Explained: What is Turkey’s controversial law that will tighten monitoring of civil society?
The Turkish parliament on Sunday passed a bill that would increase the monitoring of civil society groups. What is the law, and what are its implications?
The Turkish parliament on Sunday passed a bill that would increase the monitoring of civil society groups. The act is called “Preventing Financing of Proliferation of Weapons of Mass Destruction” and was proposed by president Recep Tayyip Erdogan’s ruling Justice and Development party in order to comply with UN Security Council’s recommendations to keep terror financing and money laundering in check.
Critics are seeing certain provisions of the bill as arbitrary and believe that it violates the provisions under the Turkish constitution since it interferes with the right to freedom of association.
What does the Bill say?
The Bill has come following the 2019 report on Turkey prepared by the intergovernmental body Financial Action Task Force (FATF) meant to fight money laundering and terror financing. The bill consists of 43 articles and has made changes to seven laws on Turkey’s Law of Associations and is meant to keep Turkey from being blacklisted by the Paris-based watchdog of terror financing.
The FATF is an inter-governmental body that is now in its 30th year, working to “set standards and promote effective implementation of legal, regulatory and operational measures for combating money laundering, terrorist financing and other related threats to the integrity of the international financial system”.

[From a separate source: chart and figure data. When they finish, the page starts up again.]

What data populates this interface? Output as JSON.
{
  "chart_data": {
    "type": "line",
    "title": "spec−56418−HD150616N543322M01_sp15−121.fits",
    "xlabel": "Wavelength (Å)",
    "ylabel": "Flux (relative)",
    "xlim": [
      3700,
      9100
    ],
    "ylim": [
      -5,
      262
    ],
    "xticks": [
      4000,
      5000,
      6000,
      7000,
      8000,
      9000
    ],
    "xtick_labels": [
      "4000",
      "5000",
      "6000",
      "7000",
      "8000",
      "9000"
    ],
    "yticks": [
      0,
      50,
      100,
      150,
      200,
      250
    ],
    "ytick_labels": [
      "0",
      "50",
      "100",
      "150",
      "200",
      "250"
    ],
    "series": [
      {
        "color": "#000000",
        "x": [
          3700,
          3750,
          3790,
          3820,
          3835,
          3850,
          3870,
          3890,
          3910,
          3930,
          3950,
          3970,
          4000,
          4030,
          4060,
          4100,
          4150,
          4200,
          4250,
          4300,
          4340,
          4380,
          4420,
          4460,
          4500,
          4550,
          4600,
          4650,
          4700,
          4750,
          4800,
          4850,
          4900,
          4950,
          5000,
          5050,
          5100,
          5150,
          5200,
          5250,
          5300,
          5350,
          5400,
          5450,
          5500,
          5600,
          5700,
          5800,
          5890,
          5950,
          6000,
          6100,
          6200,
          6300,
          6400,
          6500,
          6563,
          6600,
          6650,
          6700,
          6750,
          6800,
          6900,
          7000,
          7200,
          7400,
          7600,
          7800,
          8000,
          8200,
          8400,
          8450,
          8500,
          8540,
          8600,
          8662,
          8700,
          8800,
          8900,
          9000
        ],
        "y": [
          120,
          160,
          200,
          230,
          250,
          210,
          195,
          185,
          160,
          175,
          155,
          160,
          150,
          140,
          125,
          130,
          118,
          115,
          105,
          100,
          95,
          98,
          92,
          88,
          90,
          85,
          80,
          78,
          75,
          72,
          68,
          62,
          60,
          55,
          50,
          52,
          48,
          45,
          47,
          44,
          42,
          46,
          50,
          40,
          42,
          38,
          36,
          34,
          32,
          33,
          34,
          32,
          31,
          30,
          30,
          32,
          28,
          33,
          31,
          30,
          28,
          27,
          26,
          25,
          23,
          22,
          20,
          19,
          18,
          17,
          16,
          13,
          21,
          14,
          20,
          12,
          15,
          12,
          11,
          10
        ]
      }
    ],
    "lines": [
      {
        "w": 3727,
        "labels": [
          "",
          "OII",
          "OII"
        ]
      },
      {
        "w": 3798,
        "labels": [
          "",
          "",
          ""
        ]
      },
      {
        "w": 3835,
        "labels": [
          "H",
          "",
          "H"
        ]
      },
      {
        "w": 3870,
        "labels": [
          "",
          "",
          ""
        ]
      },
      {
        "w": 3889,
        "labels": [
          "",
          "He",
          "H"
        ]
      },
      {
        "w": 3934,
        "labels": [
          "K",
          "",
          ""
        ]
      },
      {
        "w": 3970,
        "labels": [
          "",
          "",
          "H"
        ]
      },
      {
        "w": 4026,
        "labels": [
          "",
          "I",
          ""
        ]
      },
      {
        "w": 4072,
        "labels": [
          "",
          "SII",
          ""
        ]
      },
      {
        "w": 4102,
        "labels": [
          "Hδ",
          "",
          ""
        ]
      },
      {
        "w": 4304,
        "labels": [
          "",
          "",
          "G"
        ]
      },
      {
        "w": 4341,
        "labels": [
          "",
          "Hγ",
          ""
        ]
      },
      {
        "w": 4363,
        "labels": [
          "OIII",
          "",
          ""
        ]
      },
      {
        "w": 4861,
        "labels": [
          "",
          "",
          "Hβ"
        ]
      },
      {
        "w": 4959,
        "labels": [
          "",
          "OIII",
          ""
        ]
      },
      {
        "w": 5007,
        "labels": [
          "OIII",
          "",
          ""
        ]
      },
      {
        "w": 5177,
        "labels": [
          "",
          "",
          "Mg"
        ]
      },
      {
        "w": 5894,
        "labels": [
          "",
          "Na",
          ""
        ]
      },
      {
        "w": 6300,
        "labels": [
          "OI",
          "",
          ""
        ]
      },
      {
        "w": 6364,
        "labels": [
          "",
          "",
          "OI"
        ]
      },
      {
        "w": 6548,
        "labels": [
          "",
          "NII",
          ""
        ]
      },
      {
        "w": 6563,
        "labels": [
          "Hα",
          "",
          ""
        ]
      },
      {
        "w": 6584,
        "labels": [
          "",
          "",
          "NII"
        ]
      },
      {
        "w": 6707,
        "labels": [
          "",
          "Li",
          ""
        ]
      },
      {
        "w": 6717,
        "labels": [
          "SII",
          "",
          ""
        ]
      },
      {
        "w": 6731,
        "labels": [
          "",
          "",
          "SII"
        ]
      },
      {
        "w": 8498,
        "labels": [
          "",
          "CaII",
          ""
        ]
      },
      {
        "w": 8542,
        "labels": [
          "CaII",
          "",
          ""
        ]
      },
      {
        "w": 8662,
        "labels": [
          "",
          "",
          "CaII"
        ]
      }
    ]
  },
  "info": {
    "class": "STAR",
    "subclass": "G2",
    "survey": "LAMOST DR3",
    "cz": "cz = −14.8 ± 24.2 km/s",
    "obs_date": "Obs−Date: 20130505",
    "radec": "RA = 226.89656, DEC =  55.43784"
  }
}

What are the implications of the Bill being passed?
The Bill gives the Turkish government the power to appoint trustees to non-governmental organisations (NGOs), to suspend their activities, seize their assets and monitor their sources of funding.
As per various media reports, critics and human rights activists are seeing this move as a way to crack down on dissidents in a country where civil society is already not very free.
After a failed coup in 2016 that was aimed at protecting democracy in the country, thousands of journalists, bureaucrats, academics and judges have been targeted by the government.
Earlier this year, Turkish prosecutors ordered the arrest of nearly 700 including military and justice ministry personnel, as part of its moves against those accused of being involved in a 2016 coup attempt to overthrow Erdogan’s government. Erdogan, who is considered to be an Islamist and conservative, has been in power for over a decade now and has brought in a series of reforms in Turkish society.
Since the coup took place, the Turkish authorities have been carrying out a crackdown on the alleged followers of US-based Muslim cleric Fethullah Gülen, who Erdogan has long accused of plotting the 2016 coup. Gülen has denied these allegations and had condemned the coup. In fact, he has previously suggested that the coup was “staged” by the government itself.
A report in Al-Monitor said that the bill will deal a further blow to “civil society, whose determined efforts to steer Turkey toward a more democratic path have radiated hope even as Erdogan moves the country in the opposite direction.”